Il rapporto tra corpo e psiche (nell’animale come nell’uomo) è un rapporto di interazione, ma l’altro aspetto di questo rapporto, l’azione della psiche sul corpo, trovò in passato poca clemenza agli occhi dei medici. Pareva che questi temessero di accordare una certa autonomia alla vita psichica, come se con ciò abbandonassero il terreno della scientificità.

Questo indirizzo unilaterale della medicina in direzione del corpo ha subito man mano negli ultimi quindici anni un mutamento, che è scaturito direttamente dall’attività medica. Esiste infatti un gran numero di malati, lievi e gravi, che con i loro disturbi e le loro lagnanze pretendono molto dall’arte dei medici, nei quali però, nonostante tutti i progressi nei metodi d’indagine della medicina scientifica, non sono rintracciabili segni visibili e tangibili del processo patologico né in vita né dopo morte. Un gruppo di questi malati colpisce per la ricchezza e la multiformità del quadro clinico: non sono in grado di lavorare intellettualmente per mal di testa o per difetto d’attenzione, dolgono loro gli occhi durante la lettura, le gambe si stancano nel camminare, accusano un dolore sordo o si addormentano, la digestione è turbata da sensazioni penose, da eruttazioni o crampi di stomaco, l’evacuazione non avviene se non aiutata, il sonno è abolito, e così via. Essi possono avere tutti questi mali nello stesso tempo o successivamente, o soltanto una parte di essi; si tratta evidentemente in tutti i casi della medesima malattia. I sintomi di questa sono spesso mutevoli, si danno il cambio e si sostituiscono a vicenda; lo stesso paziente che finora era incapace di lavorare a causa di mali di capo, ma aveva una discreta digestione, può rallegrarsi l’indomani perché ha la testa libera, ma da quel momento tollera male la maggioranza dei cibi. Inoltre, i suoi mali lo abbandonano improvvisamente quando interviene un notevole mutamento delle sue condizioni di vita: durante un viaggio può sentirsi perfettamente bene e gustare senza danno il vitto più vario: tornato a casa, dovrà forse nuovamente limitarsi al latte cagliato. In alcuni di questi malati il disturbo – un dolore o una debolezza di tipo paralitico – può persino cambiare all’improvviso di lato, saltando dalla parte destra del corpo nel settore corrispondente di sinistra. In tutti però si può osservare che i sintomi del male sono chiaramente influenzati da eccitazioni, emozioni, preoccupazioni e così via e, inoltre, che essi possono sparire e dar luogo alla salute piena senza lasciar traccia, anche dopo essere durati a lungo.

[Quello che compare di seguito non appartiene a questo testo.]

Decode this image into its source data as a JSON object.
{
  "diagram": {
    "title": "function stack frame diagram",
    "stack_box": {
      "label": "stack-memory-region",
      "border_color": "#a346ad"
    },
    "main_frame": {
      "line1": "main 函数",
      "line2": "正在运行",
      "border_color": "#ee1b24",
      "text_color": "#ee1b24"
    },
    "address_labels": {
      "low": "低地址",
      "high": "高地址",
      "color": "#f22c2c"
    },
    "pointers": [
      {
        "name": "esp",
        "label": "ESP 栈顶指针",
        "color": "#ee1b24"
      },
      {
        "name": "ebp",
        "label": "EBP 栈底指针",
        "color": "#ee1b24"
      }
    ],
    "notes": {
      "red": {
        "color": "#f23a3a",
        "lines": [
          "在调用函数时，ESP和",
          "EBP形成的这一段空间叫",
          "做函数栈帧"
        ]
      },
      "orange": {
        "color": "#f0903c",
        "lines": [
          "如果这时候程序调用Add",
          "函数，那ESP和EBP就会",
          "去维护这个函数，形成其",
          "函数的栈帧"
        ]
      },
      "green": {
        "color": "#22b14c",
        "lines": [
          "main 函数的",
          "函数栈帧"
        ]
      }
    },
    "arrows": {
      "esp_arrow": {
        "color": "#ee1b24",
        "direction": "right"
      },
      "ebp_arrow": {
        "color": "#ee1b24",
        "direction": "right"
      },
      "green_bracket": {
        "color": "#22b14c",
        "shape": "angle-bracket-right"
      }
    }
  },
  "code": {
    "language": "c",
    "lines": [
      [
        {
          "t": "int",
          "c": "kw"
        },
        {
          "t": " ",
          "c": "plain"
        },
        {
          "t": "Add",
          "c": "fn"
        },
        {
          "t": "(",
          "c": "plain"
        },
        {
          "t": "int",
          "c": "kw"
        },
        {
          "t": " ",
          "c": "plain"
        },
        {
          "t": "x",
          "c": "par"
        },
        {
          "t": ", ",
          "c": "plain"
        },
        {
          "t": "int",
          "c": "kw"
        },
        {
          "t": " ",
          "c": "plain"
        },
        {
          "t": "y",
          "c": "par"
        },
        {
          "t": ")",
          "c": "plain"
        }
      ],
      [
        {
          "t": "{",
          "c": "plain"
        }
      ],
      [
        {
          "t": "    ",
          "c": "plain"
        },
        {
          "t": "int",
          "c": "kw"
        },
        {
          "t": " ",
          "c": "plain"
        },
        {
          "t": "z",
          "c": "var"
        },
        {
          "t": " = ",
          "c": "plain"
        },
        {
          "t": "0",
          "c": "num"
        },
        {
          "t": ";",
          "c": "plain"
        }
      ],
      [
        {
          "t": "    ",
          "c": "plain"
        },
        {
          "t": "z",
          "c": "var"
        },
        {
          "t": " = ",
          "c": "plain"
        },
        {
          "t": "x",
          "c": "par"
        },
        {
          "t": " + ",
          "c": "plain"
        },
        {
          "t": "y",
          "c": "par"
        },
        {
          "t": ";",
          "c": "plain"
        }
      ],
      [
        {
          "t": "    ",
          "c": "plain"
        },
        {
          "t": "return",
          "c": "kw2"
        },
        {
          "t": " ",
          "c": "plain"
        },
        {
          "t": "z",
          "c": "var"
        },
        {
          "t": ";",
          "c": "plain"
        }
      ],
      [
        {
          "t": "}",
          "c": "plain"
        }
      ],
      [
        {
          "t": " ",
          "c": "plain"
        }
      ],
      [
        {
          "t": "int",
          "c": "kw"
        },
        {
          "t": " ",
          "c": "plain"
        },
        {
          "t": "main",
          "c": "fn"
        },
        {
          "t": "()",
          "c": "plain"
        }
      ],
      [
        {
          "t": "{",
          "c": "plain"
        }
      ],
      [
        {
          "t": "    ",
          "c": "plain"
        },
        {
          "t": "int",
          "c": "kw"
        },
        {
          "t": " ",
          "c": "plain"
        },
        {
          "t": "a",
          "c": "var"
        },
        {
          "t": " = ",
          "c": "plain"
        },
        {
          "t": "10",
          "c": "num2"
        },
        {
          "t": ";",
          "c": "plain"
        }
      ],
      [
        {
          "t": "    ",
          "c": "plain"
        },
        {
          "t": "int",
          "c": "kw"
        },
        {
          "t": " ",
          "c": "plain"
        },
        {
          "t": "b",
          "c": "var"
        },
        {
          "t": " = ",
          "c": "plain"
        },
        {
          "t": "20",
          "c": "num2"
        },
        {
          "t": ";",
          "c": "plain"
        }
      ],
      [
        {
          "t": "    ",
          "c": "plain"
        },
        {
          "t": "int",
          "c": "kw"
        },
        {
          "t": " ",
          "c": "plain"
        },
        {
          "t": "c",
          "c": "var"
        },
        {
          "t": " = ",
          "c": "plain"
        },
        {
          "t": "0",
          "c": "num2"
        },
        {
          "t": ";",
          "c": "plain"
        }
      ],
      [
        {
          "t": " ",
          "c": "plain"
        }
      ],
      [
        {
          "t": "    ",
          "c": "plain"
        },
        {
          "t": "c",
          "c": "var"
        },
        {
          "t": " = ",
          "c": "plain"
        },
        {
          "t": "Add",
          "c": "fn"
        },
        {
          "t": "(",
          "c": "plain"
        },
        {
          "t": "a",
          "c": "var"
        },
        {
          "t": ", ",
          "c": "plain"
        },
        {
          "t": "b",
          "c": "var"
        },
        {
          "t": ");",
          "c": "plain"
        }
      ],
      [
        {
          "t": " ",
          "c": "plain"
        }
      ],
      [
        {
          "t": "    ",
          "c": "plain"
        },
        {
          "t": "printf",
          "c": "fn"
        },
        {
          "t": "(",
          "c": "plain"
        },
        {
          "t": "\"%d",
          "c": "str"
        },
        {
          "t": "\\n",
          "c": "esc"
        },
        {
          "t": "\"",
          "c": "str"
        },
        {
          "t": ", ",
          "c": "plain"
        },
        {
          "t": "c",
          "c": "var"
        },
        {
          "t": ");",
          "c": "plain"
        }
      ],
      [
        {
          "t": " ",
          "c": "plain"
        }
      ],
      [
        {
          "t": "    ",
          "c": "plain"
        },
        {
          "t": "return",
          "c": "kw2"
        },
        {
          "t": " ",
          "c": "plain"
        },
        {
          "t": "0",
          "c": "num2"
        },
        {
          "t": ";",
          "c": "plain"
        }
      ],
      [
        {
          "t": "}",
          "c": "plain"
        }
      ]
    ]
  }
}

Dall’indagine medica è alla fine risultato che tali persone non devono essere considerate e trattate come malati di stomaco o malati di occhi e simili, ma che in esse si deve trattare di un male del sistema nervoso nel suo complesso. L’esame del cervello e dei nervi di tali malati non ha però sinora permesso di trovare un mutamento tangibile, e alcuni tratti del quadro clinico tolgono addirittura l’illusione che un giorno si possano rintracciare, con mezzi d’indagine più sottili, questi mutamenti che sarebbero in grado di spiegare la malattia. A questi stati si è dato il nome di “nervosità” (nevrastenia, isteria) e si sono definiti mali puramente “funzionali” del sistema nervoso.56 Del resto, anche in molti mali nervosi più persistenti, e in altri che rivelano soltanto sintomi psichici (cosiddette idee ossessive, idee deliranti, follia), l’indagine minuziosa del cervello (dopo la morte del paziente) non ha dato alcun esito.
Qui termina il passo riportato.